CEBRA is an advanced machine learning tool designed to create robust and high-performance latent spaces by integrating behavioural and neural data using non-linear techniques. This enables precise mapping of behavioural actions to neural activity, offering insights into neural dynamics during adaptive behaviours and uncovering correlations underlying behaviour.
CEBRA generates neural latent embeddings suitable for hypothesis testing and discovery-driven analysis. Validated for accuracy and efficacy across calcium imaging and electrophysiology datasets, it excels in diverse sensory and motor tasks and accommodates both simple and complex behaviours across species.
Compatible with single or multi-session datasets and operating label-free, CEBRA effectively maps complex kinematic features and ensures consistent latent spaces across 2-photon and Neuropixels data. It also enables rapid, high-accuracy decoding of natural visual stimuli from the visual cortex.

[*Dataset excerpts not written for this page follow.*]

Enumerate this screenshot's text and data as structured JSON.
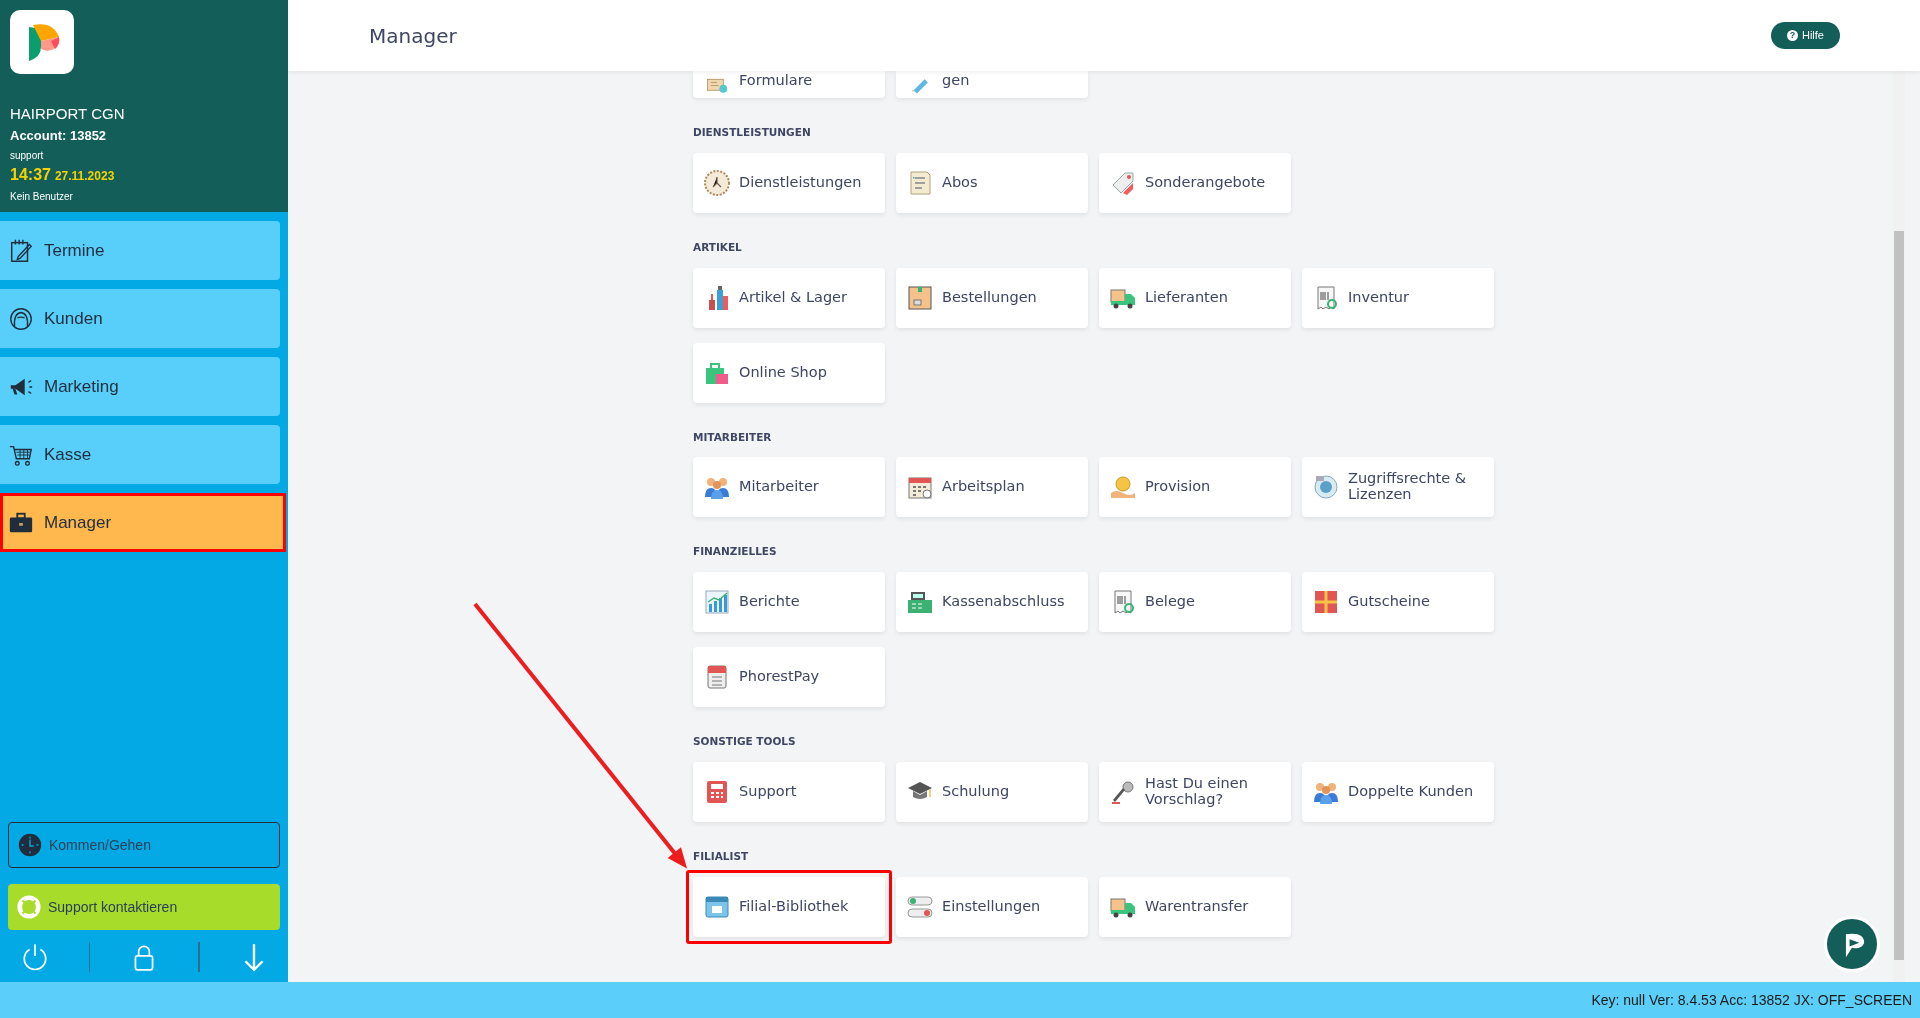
{
  "sidebar": {
    "account": {
      "salon": "HAIRPORT CGN",
      "account": "Account: 13852",
      "user": "support",
      "time": "14:37",
      "date": "27.11.2023",
      "employee": "Kein Benutzer"
    },
    "nav": [
      {
        "label": "Termine",
        "selected": false,
        "highlighted": false
      },
      {
        "label": "Kunden",
        "selected": false,
        "highlighted": false
      },
      {
        "label": "Marketing",
        "selected": false,
        "highlighted": false
      },
      {
        "label": "Kasse",
        "selected": false,
        "highlighted": false
      },
      {
        "label": "Manager",
        "selected": true,
        "highlighted": true
      }
    ],
    "clock_button": "Kommen/Gehen",
    "support_button": "Support kontaktieren"
  },
  "header": {
    "title": "Manager",
    "help_icon": "?",
    "help_button": "Hilfe"
  },
  "partial_row": [
    "Formulare",
    "gen"
  ],
  "sections": [
    {
      "title": "DIENSTLEISTUNGEN",
      "tiles": [
        {
          "label": "Dienstleistungen",
          "highlighted": false
        },
        {
          "label": "Abos",
          "highlighted": false
        },
        {
          "label": "Sonderangebote",
          "highlighted": false
        }
      ]
    },
    {
      "title": "ARTIKEL",
      "tiles": [
        {
          "label": "Artikel & Lager",
          "highlighted": false
        },
        {
          "label": "Bestellungen",
          "highlighted": false
        },
        {
          "label": "Lieferanten",
          "highlighted": false
        },
        {
          "label": "Inventur",
          "highlighted": false
        },
        {
          "label": "Online Shop",
          "highlighted": false
        }
      ]
    },
    {
      "title": "MITARBEITER",
      "tiles": [
        {
          "label": "Mitarbeiter",
          "highlighted": false
        },
        {
          "label": "Arbeitsplan",
          "highlighted": false
        },
        {
          "label": "Provision",
          "highlighted": false
        },
        {
          "label": "Zugriffsrechte & Lizenzen",
          "highlighted": false
        }
      ]
    },
    {
      "title": "FINANZIELLES",
      "tiles": [
        {
          "label": "Berichte",
          "highlighted": false
        },
        {
          "label": "Kassenabschluss",
          "highlighted": false
        },
        {
          "label": "Belege",
          "highlighted": false
        },
        {
          "label": "Gutscheine",
          "highlighted": false
        },
        {
          "label": "PhorestPay",
          "highlighted": false
        }
      ]
    },
    {
      "title": "SONSTIGE TOOLS",
      "tiles": [
        {
          "label": "Support",
          "highlighted": false
        },
        {
          "label": "Schulung",
          "highlighted": false
        },
        {
          "label": "Hast Du einen Vorschlag?",
          "highlighted": false
        },
        {
          "label": "Doppelte Kunden",
          "highlighted": false
        }
      ]
    },
    {
      "title": "FILIALIST",
      "tiles": [
        {
          "label": "Filial-Bibliothek",
          "highlighted": true
        },
        {
          "label": "Einstellungen",
          "highlighted": false
        },
        {
          "label": "Warentransfer",
          "highlighted": false
        }
      ]
    }
  ],
  "status_bar": "Key: null Ver: 8.4.53 Acc: 13852  JX: OFF_SCREEN"
}
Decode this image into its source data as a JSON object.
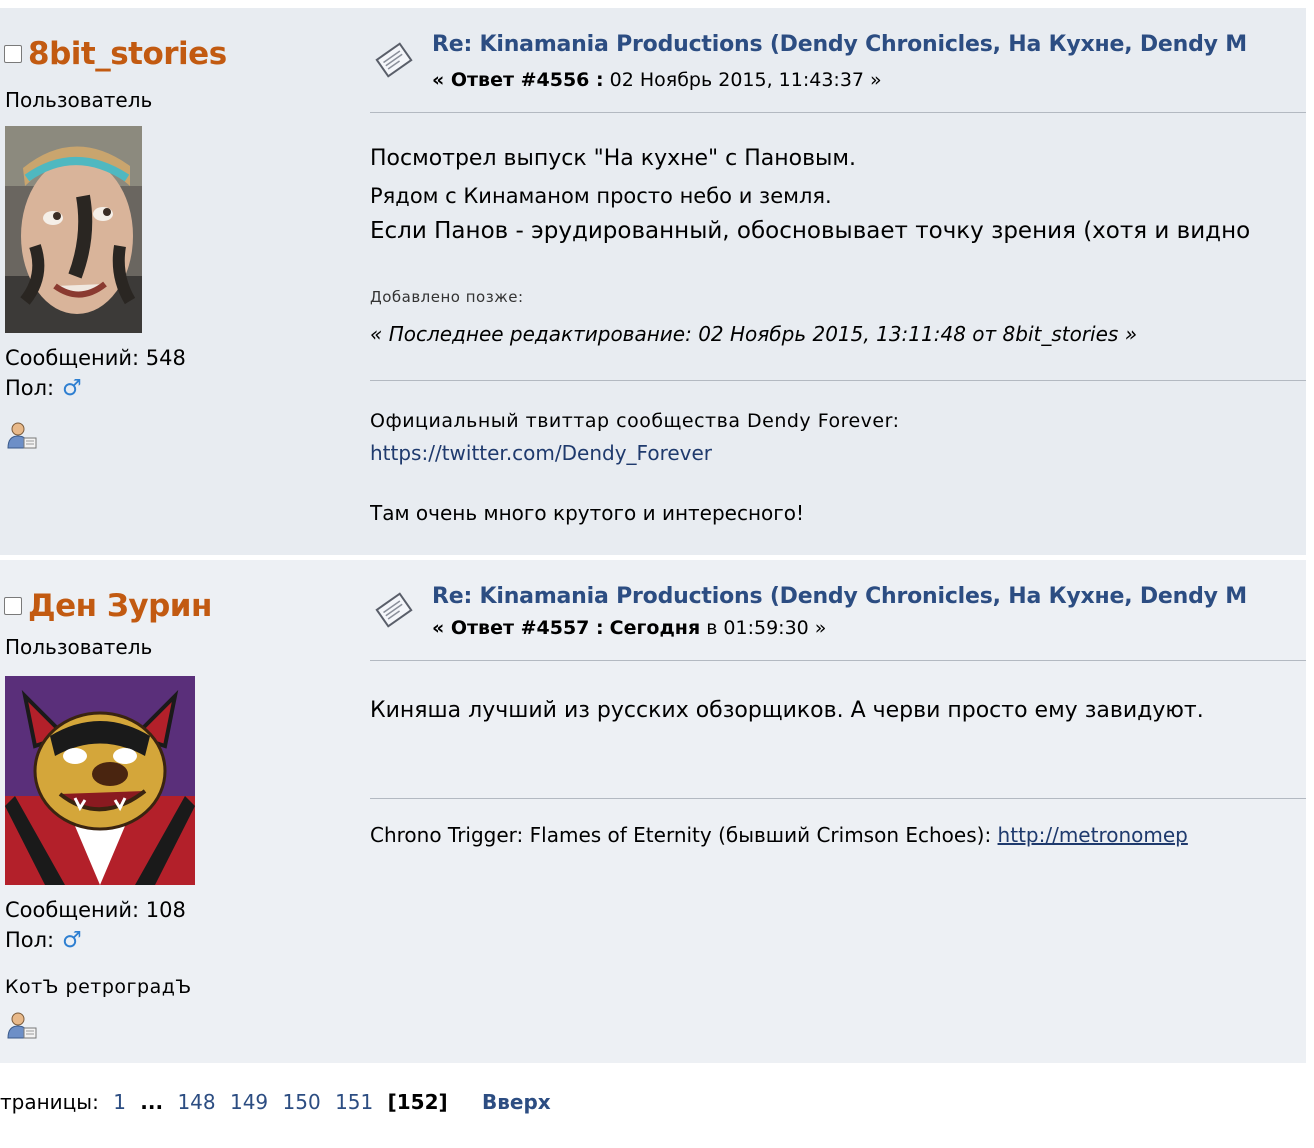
{
  "posts": [
    {
      "username": "8bit_stories",
      "group": "Пользователь",
      "messages_label": "Сообщений: 548",
      "gender_label": "Пол:",
      "gender_icon": "male-icon",
      "subject": "Re: Kinamania Productions (Dendy Chronicles, На Кухне, Dendy M",
      "reply_prefix": "« Ответ #4556 :",
      "reply_date": "02 Ноябрь 2015, 11:43:37 »",
      "body_lines": [
        "Посмотрел выпуск \"На кухне\" с Пановым.",
        "Рядом с Кинаманом просто небо и земля.",
        "Если Панов - эрудированный, обосновывает точку зрения (хотя и видно"
      ],
      "added_later": "Добавлено позже:",
      "last_edit": "« Последнее редактирование: 02 Ноябрь 2015, 13:11:48 от 8bit_stories »",
      "signature_title": "Официальный твиттар сообщества Dendy Forever:",
      "signature_link": "https://twitter.com/Dendy_Forever",
      "signature_extra": "Там очень много крутого и интересного!"
    },
    {
      "username": "Ден Зурин",
      "group": "Пользователь",
      "messages_label": "Сообщений: 108",
      "gender_label": "Пол:",
      "gender_icon": "male-icon",
      "custom_title": "КотЪ ретроградЪ",
      "subject": "Re: Kinamania Productions (Dendy Chronicles, На Кухне, Dendy M",
      "reply_prefix": "« Ответ #4557 :",
      "reply_bold": "Сегодня",
      "reply_date": "в 01:59:30 »",
      "body_lines": [
        "Киняша лучший из русских обзорщиков. А черви просто ему завидуют."
      ],
      "signature_text": "Chrono Trigger: Flames of Eternity (бывший Crimson Echoes):",
      "signature_link": "http://metronomep"
    }
  ],
  "pagination": {
    "label": "траницы:",
    "pages": [
      "1",
      "...",
      "148",
      "149",
      "150",
      "151"
    ],
    "current": "[152]",
    "up": "Вверх"
  },
  "colors": {
    "username": "#c25a11",
    "subject": "#2c4d82",
    "post_bg": "#e8ecf1",
    "gender": "#2e7fd1"
  }
}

The tool’s code is publicly available on GitHub, and a pre-print of its capabilities can be accessed on arxiv.org. CEBRA stands as a valuable resource for neuroscientists seeking to decode and analyze neural and behavioural data, revealing intricate neural representations underlying behaviour.
More details about Cebra
What methods does CEBRA employ to generate latent spaces?
CEBRA utilizes advanced non-linear techniques and machine learning algorithms to create robust and high-performance latent spaces from concurrent behavioural and neural data.
Where can I access the preprint of CEBRA?
You can find the preprint of CEBRA on arxiv.org.
Is the source code of CEBRA openly accessible?
Yes, the source code of CEBRA is freely available for use and modification on GitHub.
Does CEBRA focus on specific types of research or data?
CEBRA specializes in analyzing simultaneous behavioural and neural data to map behavioural actions to corresponding neural activity. This approach is particularly useful for understanding neural dynamics during adaptive behaviours and uncovering underlying correlations.